Monday, May 28, 2012

Starting back up

So I haven't worked on the site in quite a while, but I've decided to start back up and get more work done, especially auditing capability and showing that information to the users. That's where I think TruSafe will really show it's value.

Recently I've fixed an isOwner error you might have seen if you've used the app recently. I've also updated the certificate and add SPDY support and disabled inline images from pagespeed (much better caching support)

Sunday, November 27, 2011

MySQL and the inheritance problem

So early on, I had decided to go with MySQL and InnoDB for my database of choice. Recently however I decided I needed to change this. As part of adding an audit trail for the TruSafe Vault, I wanted to inherit multiple encrypted items from a single parent, and add logging to that parent object.
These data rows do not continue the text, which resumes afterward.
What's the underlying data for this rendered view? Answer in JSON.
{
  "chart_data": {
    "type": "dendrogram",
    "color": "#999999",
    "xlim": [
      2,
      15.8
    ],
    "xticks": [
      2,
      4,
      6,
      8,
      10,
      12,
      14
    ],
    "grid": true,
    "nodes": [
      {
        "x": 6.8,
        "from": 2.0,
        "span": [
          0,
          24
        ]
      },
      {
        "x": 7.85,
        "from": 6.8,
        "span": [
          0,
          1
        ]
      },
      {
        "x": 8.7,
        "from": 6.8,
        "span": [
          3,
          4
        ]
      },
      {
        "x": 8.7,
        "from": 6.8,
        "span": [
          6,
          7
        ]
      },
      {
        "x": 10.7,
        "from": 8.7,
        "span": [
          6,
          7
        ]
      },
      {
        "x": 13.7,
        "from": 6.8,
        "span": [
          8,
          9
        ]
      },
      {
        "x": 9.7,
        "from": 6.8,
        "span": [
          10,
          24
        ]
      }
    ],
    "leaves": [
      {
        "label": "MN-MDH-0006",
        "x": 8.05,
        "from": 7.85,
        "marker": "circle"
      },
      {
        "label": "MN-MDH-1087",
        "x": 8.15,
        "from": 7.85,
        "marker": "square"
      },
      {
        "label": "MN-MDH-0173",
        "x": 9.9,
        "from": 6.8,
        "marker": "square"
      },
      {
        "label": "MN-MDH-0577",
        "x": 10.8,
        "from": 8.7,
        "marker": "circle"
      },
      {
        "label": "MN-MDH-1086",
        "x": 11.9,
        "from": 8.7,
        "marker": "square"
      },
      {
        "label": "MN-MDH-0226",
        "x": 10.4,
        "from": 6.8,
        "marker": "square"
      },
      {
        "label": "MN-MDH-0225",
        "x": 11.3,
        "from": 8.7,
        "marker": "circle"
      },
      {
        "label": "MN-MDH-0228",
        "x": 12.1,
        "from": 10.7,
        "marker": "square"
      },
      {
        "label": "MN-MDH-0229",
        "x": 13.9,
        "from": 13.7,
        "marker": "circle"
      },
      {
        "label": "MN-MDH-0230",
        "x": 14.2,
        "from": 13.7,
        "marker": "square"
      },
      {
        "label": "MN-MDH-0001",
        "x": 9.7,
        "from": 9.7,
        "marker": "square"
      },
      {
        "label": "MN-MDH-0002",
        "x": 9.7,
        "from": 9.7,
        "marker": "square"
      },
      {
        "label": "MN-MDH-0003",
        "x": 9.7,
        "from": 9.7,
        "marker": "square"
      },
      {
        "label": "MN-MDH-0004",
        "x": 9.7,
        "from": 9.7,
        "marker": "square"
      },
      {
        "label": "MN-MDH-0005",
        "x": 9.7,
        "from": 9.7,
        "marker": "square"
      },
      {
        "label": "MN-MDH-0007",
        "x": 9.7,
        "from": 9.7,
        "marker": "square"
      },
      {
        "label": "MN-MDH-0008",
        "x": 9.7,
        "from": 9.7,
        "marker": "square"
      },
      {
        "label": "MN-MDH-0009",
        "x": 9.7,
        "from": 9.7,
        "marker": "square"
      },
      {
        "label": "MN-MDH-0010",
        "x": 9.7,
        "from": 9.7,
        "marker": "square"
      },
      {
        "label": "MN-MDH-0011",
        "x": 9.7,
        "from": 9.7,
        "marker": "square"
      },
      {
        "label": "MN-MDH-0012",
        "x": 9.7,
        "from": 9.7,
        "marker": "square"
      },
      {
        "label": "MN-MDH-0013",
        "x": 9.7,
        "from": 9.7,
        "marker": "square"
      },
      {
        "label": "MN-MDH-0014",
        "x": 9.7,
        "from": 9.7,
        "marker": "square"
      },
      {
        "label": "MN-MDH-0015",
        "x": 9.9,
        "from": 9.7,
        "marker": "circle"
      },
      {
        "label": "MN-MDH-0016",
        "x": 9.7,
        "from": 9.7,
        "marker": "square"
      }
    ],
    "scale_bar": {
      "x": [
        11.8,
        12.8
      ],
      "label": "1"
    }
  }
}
In WebObjects, this means choosing an inheritance model, whether it is Single-table, Horizontal, or Vertical inheritance. I chose the Vertical inheritance model since it closely models after the object model. There may be performance issues later, but it would be a relatively trivial migration to move to the single table model. Horizontal wasn't an option, as it didn't allow for foreign key relationships at the parent level.

This introduced a new problem. MySQL checks all constraints at statement time, not commit time! Coming from the Oracle world, I wasn't used to this. This put a huge dependency on me to order the object creation and saving properly or else things would just fail. With WebObjects hiding much of the inheritance object creation, this became quite difficult.

Rather than peppering my code with various hacks to overcome this, or changing the whole data model to adhere to this limitation, I decided to switch databases. Sounds reasonable, right? Well I didn't have any data, and was a little concerned about the licensing of the MySQL JDBC drivers anyway.

So out with MySQL, and in with Postgresql. 9.1 to be exact. Installed in on my MacBook Air, change the WebObjects database driver from MySQL to Postgresql and off I was. In actuality, it really was that simple.

And because Project Wonder, which is a huge framework built on extending WebObjects, is so wonder-ful, if I did need to change databases, there is a convenient way to do this.

If you plan on doing a WebObjects app, don't do it without Project Wonder and WOLips.

Initial thoughts

TruSafe has always been a little side project for me to do a simple, yet secure, password or note storage mechanism. Ideally it would allow people to store this encrypted on a SaaS platform while sharing it using public/private key mechanisms with people they trust.

I've had a couple of false starts, but recently I've been given a sabbatical from my day job and went to Costa Rica (Playa Coyote to be exact) and decided that as part of my time down here, I want to really get TruSafe going.

Since I'm a better operations engineer than programmer, I decided to use the one programming framework that I know relatively well, so the whole site will be written in WebObjects and deployed to a Linux VPS. And written while drinking La Cerveza de Costa Rica, so this should be interesting :-).